3 de setembro de 2006

Orgulhosamente filhos de Rousseau* (II)

[cont.]
A autoridade pedagógica. E. Durkheim, escrevendo no dobrar do século, concebia o professor como representante dos valores fundamentais da sociedade e como tal implicado na transmissão da cultura. O professor desfrutaria de uma autoridade moral e intelectual que lhe permitiria estimular: os seus alunos basicamente através do seu sentido de dever.
O professor, afirmava Durkheim, seria o agente social mais respeitado da sociedade. A sua autoridade dimanava da sua superioridade tanto em termos da sua experiência do mundo como da sua cultura.
W. Waller, alguns anos depois de Durkheim, - o seu famoso livro The Sociology of Teaching data de 1932 - falou dos professores como agentes remunerados da difusão cultural que «transportavam a luz aos mais recônditos cantos da Terra». Mas ele também reconheceu que na moderna sociedade industrializada a autoridade do professor repousa em última instância sobre um tipo de liderança «institucionalizado» que significa fundamentalmente que esta liderança é sancionada pela lei. Por outras palavras, o Estado confere o direito de mandar na sala-de-aula, de instruir, de avaliar. Contudo, mesmo esta autoridade institucionalizada foi considerada insuficiente por Waller - o professor necessitaria também de um conjunto de recursos pedagógicos de forma a ser eficiente e a consolidar a sua influência pessoal na escola e, sobretudo, na sala-de-aula.
Os sociólogos funcionalistas dos anos 50 e 60, ir representados por T. Parsons, concordam com Waller relativamente ao facto de que pelo desenvolvimento da sociedade industrial avançada o valor da autoridade moral do professor se debilitou e se tomou menos claro. Sustentam também que a superioridade cultural e de experiência do professor, num mundo de saber cada vez mais profano, é, cada vez mais questionável. Por isso o professor deve recorrer a estratégias pedagógicas para garantir a sua autoridade, (agora cada vez mais personalizada) sobre os seus alunos.
Por outro lado, defendem que a sociedade industrial avançada oferece ao professor uma nova base de autoridade: a escola toma-se uma importante agência para a distribuição de oportunidades de emprego numa situação em que o elo entre a ocupação e a educação parece ser cada vez mais forte. Todavia, esta nova autoridade não substitui facilmente a autoridade moral perdida pelo professor, dado que cria cepticismo tanto nos pais como nos alunos.

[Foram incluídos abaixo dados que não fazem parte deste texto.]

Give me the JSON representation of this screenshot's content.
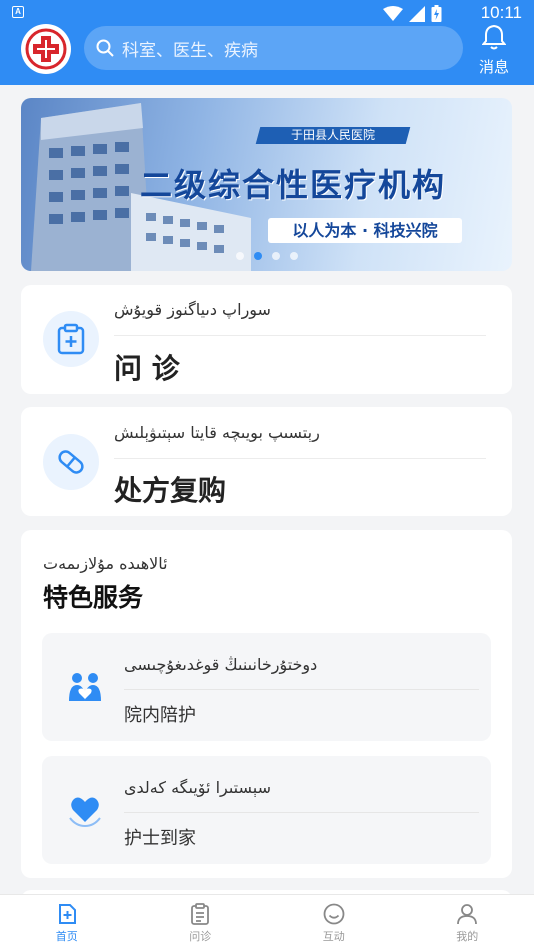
{
  "status_bar": {
    "app_mark": "A",
    "time": "10:11"
  },
  "header": {
    "search_placeholder": "科室、医生、疾病",
    "message_label": "消息"
  },
  "banner": {
    "hospital_name": "于田县人民医院",
    "title": "二级综合性医疗机构",
    "slogan": "以人为本 · 科技兴院",
    "dots": 4,
    "active_dot": 1
  },
  "cards": [
    {
      "uyghur": "سوراپ دىياگنوز قويۇش",
      "chinese": "问 诊",
      "icon": "clipboard-plus-icon"
    },
    {
      "uyghur": "رېتسىپ بويىچە قايتا سېتىۋېلىش",
      "chinese": "处方复购",
      "icon": "pill-icon"
    }
  ],
  "featured": {
    "uyghur": "ئالاھىدە مۇلازىمەت",
    "title": "特色服务",
    "items": [
      {
        "uyghur": "دوختۇرخانىنىڭ قوغدىغۇچىسى",
        "chinese": "院内陪护",
        "icon": "companion-icon"
      },
      {
        "uyghur": "سېستىرا ئۆيىگە كەلدى",
        "chinese": "护士到家",
        "icon": "heart-hand-icon"
      }
    ]
  },
  "tabbar": [
    {
      "label": "首页",
      "icon": "home-plus-icon",
      "active": true
    },
    {
      "label": "问诊",
      "icon": "clipboard-icon",
      "active": false
    },
    {
      "label": "互动",
      "icon": "smile-icon",
      "active": false
    },
    {
      "label": "我的",
      "icon": "user-icon",
      "active": false
    }
  ],
  "colors": {
    "primary": "#2f8cf4",
    "banner_text": "#14479a"
  }
}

Há, pois, nesta nova componente do papel do professor, uma preocupação prosaica com o conhecimento prático, com o know-how, isto é, parece ser mais importante a preparação técnica do que a educação propriamente dita.
T. Parsons sublinhou que o sucesso do professor na sala-de-aula dependia da sua capacidade de manipular e persuadir os seus alunos da sua capacidade como professor, dado que o papel do professor na sociedade moderna é menos definido (quer dizer, os valores sobre os quais se baseia são mais laicos, mais neutrais e menos precisos). Ao mesmo tempo, Parsons defendeu que o professor na sociedade industrial avançada só poderia manter a sua superioridade moral através de uma adequada compreensão das dimensões sociais da sua profissão, isto é, das determinantes sociais do processo educativo, das tensões sociais latentes nas escolas inerentes a qualquer situação de aprendizagem.
Nos anos mais recentes quem mais se tem debruçado sobre a especificidade da pedagogia e da evolução do papel do professor tem sido o sociólogo inglês B. Bernstein. Através da sua obra aprendemos que a autoridade do professor é sempre uma autoridade condicionada pelas clivagens existentes na sociedade. Na sociedade industrial a clivagem de classe social que mais determina o trabalho pedagógico do professor. Assim, Bernstein alerta: "embora pareça mentira, os professores deveriam preocupar-se mais quando as crianças realmente aprendem do que quando não aprendem. Porque as crianças que aprendem levam na sua consciência a dos que não aprendem e os procedimentos para reproduzir a situação» (Entrevista com B. Bernstein», Professor, 25, Fevereiro de 1980, pág. 23).”